Another of Pat's overarching themes is that we are being morally weakened by a decadent approach to sexuality, an approach where among other things liberal elites are making every effort to promote a "right" for men to marry one another (and where the majesty of the office of the president is now being used to promote condom use).  Pat has argued, as has the Catholic Church (and Jews, and Muslims, and Buddhists, &c) that homosexual sex is unnatural and against God and not deserving of any sort of special legal privileges. Again, there is nothing new here. But, as of February 2012, we can no longer discuss these things. 


We can't talk about these things, but that doesn't mean folks don't talk about them. Here in California, there isn't any wide ranging anti-immigrant sentiment. But, it's not hard to hear people speak sotto voce about how they are reluctant to put their kids in the formerly high performing local high school because the student population has suddenly become 30/40/50% Mexican. And, it's certainly not hard to find people who voted for Prop. 8 while simultaneously voting for Barack Obama. The conversations are happening, even if we can't talk about it. 

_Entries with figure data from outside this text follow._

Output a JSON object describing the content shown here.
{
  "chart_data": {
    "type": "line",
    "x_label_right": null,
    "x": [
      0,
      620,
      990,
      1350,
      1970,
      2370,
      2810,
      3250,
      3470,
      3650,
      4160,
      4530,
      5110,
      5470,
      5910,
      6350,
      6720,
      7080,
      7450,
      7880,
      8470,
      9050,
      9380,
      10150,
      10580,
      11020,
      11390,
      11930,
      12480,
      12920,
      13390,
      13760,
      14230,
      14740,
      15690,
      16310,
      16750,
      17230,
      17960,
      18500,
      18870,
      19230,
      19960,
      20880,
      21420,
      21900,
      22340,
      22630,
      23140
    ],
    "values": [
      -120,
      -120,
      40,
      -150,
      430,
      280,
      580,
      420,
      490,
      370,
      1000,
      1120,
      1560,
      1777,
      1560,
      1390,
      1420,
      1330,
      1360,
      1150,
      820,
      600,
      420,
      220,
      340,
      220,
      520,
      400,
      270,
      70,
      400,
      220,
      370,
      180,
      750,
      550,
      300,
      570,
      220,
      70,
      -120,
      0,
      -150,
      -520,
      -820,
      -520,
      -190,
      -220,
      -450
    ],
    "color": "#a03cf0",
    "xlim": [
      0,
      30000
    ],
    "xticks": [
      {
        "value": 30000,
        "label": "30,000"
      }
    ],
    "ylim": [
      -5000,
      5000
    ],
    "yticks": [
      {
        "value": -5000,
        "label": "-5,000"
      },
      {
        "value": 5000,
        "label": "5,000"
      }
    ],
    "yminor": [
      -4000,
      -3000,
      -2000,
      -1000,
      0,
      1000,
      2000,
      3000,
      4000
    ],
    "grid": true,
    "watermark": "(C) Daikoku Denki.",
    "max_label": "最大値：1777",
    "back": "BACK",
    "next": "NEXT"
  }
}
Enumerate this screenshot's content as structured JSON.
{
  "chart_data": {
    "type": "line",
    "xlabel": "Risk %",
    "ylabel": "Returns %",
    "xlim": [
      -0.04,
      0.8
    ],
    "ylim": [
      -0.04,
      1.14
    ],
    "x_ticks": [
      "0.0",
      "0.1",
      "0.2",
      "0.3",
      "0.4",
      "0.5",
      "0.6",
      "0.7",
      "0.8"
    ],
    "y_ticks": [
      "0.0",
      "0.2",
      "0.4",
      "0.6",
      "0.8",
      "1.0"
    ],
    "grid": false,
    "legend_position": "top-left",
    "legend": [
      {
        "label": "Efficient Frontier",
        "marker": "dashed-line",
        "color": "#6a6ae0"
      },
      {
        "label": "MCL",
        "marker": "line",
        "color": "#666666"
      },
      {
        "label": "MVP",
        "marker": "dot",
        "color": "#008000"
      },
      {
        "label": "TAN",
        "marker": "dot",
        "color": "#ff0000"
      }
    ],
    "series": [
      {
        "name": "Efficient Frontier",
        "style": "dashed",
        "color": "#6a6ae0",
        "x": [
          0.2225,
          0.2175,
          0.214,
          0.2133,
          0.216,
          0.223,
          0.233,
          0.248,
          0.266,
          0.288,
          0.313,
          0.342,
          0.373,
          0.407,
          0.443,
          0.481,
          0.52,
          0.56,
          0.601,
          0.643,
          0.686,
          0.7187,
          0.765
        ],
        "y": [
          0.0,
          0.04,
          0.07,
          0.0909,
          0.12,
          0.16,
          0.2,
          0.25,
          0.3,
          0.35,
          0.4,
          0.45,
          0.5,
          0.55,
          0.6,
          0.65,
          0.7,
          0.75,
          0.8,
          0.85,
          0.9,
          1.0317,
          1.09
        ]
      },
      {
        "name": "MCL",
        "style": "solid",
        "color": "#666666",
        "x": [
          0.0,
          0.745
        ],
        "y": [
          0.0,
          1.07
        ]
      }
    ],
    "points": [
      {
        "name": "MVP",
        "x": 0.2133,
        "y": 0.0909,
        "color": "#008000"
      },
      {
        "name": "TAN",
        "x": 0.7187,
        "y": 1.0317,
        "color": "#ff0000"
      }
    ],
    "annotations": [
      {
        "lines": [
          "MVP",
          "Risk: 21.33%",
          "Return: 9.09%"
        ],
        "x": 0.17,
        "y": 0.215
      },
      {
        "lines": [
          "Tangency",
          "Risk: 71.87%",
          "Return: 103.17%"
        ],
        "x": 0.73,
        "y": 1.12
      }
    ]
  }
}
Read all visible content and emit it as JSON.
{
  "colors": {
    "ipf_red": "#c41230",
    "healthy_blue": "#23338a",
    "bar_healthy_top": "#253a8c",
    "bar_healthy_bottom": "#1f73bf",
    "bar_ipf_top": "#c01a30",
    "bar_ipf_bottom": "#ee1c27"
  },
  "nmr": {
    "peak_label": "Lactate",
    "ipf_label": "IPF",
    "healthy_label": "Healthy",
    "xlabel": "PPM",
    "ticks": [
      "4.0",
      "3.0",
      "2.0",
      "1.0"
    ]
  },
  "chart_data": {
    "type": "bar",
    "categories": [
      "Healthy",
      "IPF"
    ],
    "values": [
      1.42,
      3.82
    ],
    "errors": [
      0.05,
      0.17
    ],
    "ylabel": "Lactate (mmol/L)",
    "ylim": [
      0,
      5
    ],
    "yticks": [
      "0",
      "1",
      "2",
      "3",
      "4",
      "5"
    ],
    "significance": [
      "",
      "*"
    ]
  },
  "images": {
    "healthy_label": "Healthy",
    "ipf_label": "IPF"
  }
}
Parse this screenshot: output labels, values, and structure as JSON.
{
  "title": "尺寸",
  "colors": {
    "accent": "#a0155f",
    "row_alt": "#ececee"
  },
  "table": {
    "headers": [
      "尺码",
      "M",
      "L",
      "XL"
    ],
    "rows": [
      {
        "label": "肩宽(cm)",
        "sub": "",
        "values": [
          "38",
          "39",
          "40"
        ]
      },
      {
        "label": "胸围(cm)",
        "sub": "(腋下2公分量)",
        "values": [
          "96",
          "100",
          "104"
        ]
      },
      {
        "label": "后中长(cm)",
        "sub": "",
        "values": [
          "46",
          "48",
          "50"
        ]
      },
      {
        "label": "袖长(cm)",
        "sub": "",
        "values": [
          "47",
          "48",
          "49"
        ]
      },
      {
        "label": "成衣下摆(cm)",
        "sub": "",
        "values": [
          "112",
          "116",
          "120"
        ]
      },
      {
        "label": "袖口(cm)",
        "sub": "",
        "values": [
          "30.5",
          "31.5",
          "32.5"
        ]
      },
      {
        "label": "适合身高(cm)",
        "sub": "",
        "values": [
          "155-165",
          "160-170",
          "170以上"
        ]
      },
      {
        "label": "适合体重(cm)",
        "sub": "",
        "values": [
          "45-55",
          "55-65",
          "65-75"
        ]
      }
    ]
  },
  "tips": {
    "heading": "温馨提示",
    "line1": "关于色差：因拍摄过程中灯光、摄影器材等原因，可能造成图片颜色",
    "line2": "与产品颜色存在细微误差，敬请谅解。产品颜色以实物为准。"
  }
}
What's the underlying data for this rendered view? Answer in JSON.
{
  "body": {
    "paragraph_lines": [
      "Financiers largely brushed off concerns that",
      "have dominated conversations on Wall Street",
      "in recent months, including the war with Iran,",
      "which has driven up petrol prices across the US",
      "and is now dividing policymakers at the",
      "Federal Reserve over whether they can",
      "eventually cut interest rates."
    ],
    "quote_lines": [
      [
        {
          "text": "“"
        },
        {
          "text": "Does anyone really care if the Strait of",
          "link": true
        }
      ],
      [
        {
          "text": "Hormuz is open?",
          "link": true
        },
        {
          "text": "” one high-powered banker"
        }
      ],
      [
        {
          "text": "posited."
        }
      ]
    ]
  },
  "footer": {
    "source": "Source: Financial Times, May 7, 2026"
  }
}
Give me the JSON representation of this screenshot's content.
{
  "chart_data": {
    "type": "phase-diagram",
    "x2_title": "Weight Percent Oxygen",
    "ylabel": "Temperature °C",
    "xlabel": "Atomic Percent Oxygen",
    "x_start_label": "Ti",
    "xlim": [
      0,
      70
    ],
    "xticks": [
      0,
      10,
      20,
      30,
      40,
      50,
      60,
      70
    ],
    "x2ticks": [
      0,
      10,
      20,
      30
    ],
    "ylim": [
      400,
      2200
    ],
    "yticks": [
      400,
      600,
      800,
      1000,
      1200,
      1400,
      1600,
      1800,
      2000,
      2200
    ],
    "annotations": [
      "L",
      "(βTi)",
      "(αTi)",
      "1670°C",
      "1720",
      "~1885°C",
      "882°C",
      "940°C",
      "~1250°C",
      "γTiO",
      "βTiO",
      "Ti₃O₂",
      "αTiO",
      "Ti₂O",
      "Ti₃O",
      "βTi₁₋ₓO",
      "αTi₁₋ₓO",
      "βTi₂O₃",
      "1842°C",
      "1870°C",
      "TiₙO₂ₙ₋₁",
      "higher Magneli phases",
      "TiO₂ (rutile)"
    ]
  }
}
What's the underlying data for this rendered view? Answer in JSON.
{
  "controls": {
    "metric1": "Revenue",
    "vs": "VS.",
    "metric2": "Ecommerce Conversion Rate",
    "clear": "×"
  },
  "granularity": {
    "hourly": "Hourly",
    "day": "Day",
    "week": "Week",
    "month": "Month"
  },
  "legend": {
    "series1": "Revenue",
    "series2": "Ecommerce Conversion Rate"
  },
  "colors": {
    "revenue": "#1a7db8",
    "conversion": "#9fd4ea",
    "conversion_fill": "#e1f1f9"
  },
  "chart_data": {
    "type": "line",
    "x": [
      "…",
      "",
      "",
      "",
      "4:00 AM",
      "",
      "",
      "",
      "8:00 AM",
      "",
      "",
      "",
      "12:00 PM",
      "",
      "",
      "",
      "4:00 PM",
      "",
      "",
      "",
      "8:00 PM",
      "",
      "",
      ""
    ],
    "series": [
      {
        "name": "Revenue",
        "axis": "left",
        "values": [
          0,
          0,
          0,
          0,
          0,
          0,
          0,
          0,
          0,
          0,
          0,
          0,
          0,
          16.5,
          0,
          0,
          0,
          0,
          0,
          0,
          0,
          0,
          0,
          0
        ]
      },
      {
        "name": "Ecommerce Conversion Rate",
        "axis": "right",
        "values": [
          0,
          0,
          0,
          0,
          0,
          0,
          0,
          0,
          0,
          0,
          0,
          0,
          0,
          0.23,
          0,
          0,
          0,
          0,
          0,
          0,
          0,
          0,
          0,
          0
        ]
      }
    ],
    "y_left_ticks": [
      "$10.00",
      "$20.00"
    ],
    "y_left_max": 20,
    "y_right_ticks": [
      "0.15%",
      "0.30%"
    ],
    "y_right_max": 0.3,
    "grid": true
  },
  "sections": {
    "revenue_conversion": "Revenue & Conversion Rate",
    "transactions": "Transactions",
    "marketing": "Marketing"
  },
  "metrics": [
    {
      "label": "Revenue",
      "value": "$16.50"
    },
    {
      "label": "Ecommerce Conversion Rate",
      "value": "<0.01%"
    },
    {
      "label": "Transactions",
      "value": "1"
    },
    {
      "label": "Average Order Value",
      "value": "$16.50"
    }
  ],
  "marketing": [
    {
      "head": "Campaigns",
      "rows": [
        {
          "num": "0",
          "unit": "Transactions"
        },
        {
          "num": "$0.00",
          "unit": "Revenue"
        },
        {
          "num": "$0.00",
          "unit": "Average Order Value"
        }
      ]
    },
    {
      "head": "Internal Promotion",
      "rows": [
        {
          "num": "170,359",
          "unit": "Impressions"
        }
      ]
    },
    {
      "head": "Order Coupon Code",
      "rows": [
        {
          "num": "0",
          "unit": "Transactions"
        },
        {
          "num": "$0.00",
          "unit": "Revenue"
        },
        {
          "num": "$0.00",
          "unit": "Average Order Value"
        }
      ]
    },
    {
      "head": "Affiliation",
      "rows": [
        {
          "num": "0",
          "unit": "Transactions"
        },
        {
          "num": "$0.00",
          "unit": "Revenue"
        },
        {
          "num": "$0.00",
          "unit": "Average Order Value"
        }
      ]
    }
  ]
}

What's even stranger is that there was little talk of Pat's suspension and termination. I'll bet most people didn't know there was a movement to remove Pat until they noticed he hadn't been on the air for a few weeks. MSNBC issued some terse statements, but these weren't heavily publicized. It wasn't until now, when Pat published his column, that there has been any sort of response to an alleged controversy so awful that a man must lose his position. 


There was no great popular clamor to have Pat removed from MSBNC. Instead, it all played out behind closed doors. If the ideas Pat attacked were so wonderful, they wouldn't need to be defended with the rhetorical equivalent of a knife in the back in a dark alley.